López-Bigas urges caution when it comes to interpreting the study’s findings. “Chemotherapy, especially in childhood cancer, saves many lives: children are cured and have 70 or 80 years ahead of them. But there is epidemiological evidence that there are side effects due to the treatment that manifest themselves years later, such as an increased risk of tumors or cardiovascular disease,” she explains.

What is not clear, in the scientists’ opinion, is how chemotherapy causes these effects. “At the cellular and molecular level, what chemo does to our cells is not clear, and we want to find this out. One of the things it does is cause mutations,” she explains, but its role in health and disease is still an unknown.

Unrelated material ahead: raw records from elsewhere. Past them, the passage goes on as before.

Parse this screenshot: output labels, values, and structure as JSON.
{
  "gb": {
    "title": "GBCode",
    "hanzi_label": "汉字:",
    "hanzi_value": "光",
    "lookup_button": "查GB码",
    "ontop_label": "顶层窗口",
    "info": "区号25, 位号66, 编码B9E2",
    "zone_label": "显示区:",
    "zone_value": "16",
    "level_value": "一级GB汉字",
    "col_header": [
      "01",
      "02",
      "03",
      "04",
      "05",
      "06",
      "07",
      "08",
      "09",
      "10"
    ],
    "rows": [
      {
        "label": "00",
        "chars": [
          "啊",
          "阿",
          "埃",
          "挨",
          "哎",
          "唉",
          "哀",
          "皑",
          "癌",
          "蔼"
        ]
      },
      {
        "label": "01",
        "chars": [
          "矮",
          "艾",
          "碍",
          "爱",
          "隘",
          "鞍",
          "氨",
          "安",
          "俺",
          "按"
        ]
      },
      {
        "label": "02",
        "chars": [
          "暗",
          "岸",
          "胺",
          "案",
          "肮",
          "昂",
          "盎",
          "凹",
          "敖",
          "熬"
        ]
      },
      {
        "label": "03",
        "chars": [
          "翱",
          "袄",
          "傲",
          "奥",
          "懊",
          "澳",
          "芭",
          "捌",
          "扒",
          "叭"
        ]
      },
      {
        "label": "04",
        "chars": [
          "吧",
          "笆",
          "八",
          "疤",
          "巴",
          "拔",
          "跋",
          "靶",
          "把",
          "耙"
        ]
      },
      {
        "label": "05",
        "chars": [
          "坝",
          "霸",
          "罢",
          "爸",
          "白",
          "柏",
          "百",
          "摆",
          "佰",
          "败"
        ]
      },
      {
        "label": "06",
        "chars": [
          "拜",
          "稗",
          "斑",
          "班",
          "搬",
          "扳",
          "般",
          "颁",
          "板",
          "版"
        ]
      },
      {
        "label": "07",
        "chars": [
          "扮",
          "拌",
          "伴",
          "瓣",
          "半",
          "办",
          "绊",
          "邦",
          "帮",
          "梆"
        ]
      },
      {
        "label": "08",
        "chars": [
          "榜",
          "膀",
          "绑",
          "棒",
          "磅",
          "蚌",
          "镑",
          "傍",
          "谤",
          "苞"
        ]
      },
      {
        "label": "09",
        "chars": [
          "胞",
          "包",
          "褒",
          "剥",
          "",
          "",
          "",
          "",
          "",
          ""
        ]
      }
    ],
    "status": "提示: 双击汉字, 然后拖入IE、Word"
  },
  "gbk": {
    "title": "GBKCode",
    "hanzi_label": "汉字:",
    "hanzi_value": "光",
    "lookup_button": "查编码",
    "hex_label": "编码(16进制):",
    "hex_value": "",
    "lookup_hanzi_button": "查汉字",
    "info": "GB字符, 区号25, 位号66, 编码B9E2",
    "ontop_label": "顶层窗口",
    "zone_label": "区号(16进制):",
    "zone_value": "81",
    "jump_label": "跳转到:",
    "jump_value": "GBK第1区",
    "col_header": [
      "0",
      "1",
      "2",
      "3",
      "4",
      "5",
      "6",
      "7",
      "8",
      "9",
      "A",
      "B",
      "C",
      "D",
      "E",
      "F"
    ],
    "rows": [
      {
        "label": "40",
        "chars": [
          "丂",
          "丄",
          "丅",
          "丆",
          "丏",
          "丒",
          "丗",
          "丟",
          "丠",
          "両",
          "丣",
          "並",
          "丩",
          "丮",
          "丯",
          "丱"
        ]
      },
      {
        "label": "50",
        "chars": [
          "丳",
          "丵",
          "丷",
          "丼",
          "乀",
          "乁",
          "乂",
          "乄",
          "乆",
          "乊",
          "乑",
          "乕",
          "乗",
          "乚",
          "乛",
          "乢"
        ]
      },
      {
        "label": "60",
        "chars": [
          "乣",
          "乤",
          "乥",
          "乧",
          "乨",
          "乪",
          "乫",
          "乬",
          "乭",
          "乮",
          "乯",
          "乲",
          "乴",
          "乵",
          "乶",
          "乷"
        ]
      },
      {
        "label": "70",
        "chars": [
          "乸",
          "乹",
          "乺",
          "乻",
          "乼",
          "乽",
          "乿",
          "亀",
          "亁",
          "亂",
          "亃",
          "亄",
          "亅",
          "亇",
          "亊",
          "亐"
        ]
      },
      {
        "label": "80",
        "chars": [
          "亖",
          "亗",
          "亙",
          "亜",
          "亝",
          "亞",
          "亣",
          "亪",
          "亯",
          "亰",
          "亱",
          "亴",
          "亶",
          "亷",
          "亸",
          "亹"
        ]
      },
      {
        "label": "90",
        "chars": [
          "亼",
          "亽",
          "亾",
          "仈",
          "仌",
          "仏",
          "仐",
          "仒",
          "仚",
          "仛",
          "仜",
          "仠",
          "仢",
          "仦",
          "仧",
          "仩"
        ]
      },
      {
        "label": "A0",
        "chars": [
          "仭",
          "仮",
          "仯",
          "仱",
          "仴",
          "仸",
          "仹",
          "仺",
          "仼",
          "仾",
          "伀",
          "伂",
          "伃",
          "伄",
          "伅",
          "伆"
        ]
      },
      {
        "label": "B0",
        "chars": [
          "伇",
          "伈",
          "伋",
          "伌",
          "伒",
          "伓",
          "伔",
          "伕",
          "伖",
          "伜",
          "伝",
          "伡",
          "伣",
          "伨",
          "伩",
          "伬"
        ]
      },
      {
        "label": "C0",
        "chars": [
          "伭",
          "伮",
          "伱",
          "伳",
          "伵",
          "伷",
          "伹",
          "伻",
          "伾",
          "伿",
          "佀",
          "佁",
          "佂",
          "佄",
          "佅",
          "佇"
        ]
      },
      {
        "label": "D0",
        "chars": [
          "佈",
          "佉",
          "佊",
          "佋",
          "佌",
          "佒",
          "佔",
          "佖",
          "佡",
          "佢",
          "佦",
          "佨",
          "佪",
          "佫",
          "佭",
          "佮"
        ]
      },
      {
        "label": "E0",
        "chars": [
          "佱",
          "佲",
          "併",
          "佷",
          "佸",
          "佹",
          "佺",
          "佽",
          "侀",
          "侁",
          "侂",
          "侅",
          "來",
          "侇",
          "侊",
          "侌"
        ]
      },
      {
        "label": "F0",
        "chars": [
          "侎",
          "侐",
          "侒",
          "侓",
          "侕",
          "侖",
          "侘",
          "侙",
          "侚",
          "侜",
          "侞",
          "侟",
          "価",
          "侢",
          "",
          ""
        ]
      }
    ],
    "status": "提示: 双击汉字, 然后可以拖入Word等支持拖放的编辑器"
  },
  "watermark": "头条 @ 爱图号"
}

Lucas Moreno, head of pediatric oncology at Vall d’Hebron Hospital in Barcelona, describes the research as “interesting and very elegant.” “The novelty is that the tree of life of the cells is documented. The better the genomics and this type of characterization, the better we will be able to understand what happens in childhood cancer,” he says.

Regarding chemotherapy’s potential impact on the development of a second tumor, the physician — who did not participate in the study — points out: “Chemotherapy and radiotherapy are fundamental for curing children. Thanks to their existence, 85% are cured. The monitoring of their effects is getting better and better, and we are going to make progress to adjust to the minimum that each patient needs.”

“A small step that opens up more questions”

For his part, López-Bigas says that the study will “not change anything in clinical practice overnight,” but is “a small step that opens up more questions.” “We don’t have a final conclusion. There is a different conclusion for every patient. And the question is how chemotherapy-linked mutations affect healthy tissue.” The research, he adds, “contributes to the understanding of cancer and emphasizes the importance of improving treatments”: “We have to think that, once cured, the patient has a very long life ahead of them and their quality of life has to be guaranteed.”

Mora stresses that understanding the origin of tumors “is important for families.” “This explains that the origin of tumors goes back to the first weeks of gestation and, what’s more, it is not transmissible. At that time there is such a complex and massive cell replication process that there are errors. Spontaneous mutation happens without anyone doing anything. It is a natural biological error. The father and the mother are not involved,” explains the oncologist. And knowing this information, she says, bring many families peace of mind.

Marta’s parents attest to this. Knowing the origin of their daughter’s tumors helped them. “It leaves you with the peace of mind that it was inevitable. And if we have been able to help the investigation, even if it is no longer useful for us, it consoles us to think that Marta’s death was not in vain,” says Gual.